The predator/prey model of horse-human relationship doesn’t tell us anything useful about how our horses see us, or how we can better relate to our horses. Yet the method founded by the Dorrances and Hunt does work. That’s why it’s spread so widely and been carried on. The question is: if it’s not the predator/prey model that explains the power of their system, what does? Bill Dorrance told us, in his 1993 quote: feel.
When Dorrance talked about “feel,” he was using language his brother, Tom, and Ray Hunt also used. If you read their publications or attended their clinics, you know they were talking about communicating better with the horse, in part, by occupying the same psychological space the horse occupies. This is not possible if horses and humans are polar opposites and natural enemies, as some clinicians have claimed on the basis of the predator/prey model. But if we are both herbivores at the genetic level, we actually have a great deal in common, biologically. American Indian horse trainers such as Northern Cheyenne clinician Phillip Whiteman, Jr., have seen horses and humans as relating in kinship all along, and what we’re seeing now is that both science and the founders of the entire “natural horsemanship revolution” are and were in complete agreement with that view.

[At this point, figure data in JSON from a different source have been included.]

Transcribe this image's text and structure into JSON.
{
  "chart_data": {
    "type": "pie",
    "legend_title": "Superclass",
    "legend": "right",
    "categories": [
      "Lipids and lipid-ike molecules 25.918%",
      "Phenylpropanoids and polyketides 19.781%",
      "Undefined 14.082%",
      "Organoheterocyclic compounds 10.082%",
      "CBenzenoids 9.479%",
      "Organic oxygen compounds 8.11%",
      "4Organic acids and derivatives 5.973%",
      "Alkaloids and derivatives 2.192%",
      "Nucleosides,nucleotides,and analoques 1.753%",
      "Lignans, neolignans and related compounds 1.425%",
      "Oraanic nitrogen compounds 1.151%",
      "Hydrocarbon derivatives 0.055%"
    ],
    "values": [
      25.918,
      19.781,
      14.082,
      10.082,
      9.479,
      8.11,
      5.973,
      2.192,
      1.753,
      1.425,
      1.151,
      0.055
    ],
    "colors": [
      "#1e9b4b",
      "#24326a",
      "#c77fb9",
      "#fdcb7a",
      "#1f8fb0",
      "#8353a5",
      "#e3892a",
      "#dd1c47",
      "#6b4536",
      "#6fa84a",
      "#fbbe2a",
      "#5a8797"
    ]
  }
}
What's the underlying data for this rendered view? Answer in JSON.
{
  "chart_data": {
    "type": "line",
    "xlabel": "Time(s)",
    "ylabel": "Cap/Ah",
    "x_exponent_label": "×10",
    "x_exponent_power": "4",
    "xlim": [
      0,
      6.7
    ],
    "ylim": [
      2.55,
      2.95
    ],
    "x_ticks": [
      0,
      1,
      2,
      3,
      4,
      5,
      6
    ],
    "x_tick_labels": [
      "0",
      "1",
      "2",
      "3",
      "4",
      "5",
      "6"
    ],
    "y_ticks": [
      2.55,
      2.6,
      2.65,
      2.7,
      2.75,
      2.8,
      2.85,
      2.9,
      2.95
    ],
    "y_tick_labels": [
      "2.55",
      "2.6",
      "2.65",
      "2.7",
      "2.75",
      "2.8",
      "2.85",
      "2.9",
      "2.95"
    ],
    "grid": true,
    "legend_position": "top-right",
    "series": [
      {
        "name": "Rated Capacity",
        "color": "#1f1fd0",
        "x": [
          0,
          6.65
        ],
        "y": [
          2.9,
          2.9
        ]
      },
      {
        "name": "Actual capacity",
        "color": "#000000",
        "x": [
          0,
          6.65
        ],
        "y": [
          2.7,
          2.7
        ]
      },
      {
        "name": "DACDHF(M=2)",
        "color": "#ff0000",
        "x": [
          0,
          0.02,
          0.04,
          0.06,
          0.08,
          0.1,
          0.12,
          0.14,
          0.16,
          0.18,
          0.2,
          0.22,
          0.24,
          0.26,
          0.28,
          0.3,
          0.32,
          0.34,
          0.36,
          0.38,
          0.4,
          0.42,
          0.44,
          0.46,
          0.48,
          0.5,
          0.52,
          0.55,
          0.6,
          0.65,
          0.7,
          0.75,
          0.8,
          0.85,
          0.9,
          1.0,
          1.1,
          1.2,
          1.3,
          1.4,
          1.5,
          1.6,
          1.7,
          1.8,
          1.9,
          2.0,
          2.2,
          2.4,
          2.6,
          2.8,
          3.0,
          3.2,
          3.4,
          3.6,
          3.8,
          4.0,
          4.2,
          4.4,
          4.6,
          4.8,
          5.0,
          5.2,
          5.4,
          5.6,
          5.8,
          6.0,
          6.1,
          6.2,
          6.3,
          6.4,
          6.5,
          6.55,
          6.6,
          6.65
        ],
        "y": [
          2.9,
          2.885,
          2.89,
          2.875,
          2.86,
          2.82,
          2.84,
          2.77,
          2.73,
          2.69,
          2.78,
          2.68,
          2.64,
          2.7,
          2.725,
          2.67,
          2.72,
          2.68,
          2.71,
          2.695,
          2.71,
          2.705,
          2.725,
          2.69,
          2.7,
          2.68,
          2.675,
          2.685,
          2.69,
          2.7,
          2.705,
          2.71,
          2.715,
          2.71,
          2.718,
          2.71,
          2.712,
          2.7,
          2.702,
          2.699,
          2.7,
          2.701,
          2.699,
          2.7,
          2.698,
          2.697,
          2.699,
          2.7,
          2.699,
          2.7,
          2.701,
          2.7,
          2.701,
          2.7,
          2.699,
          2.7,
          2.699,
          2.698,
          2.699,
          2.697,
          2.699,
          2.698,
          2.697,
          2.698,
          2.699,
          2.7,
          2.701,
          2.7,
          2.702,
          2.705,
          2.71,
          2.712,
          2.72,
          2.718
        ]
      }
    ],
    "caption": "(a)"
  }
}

Natural Horse*man*ship, as Pat Parelli defined it and as Miller and Lamb elaborated it, is based on the idea that humans must unilaterally overcome the horse’s instinctive perception of us as its actual, biological enemies. But Tapestry’s Horse-Human Relationship Program is about the kinship and sympathetic understanding that naturally exists between horses and humans. To fully develop that relationship, we need to learn how to balance, center, and connect, not just when we’re riding, but whenever we interact with horses. If we focus on these three principles, then we will understand that horses and humans were never enemies to begin with, and that – with a little effort on the part of the human as well as the horse – we can instead become partners and very good friends. We can finally have the relationship with horses that we have been searching for all along.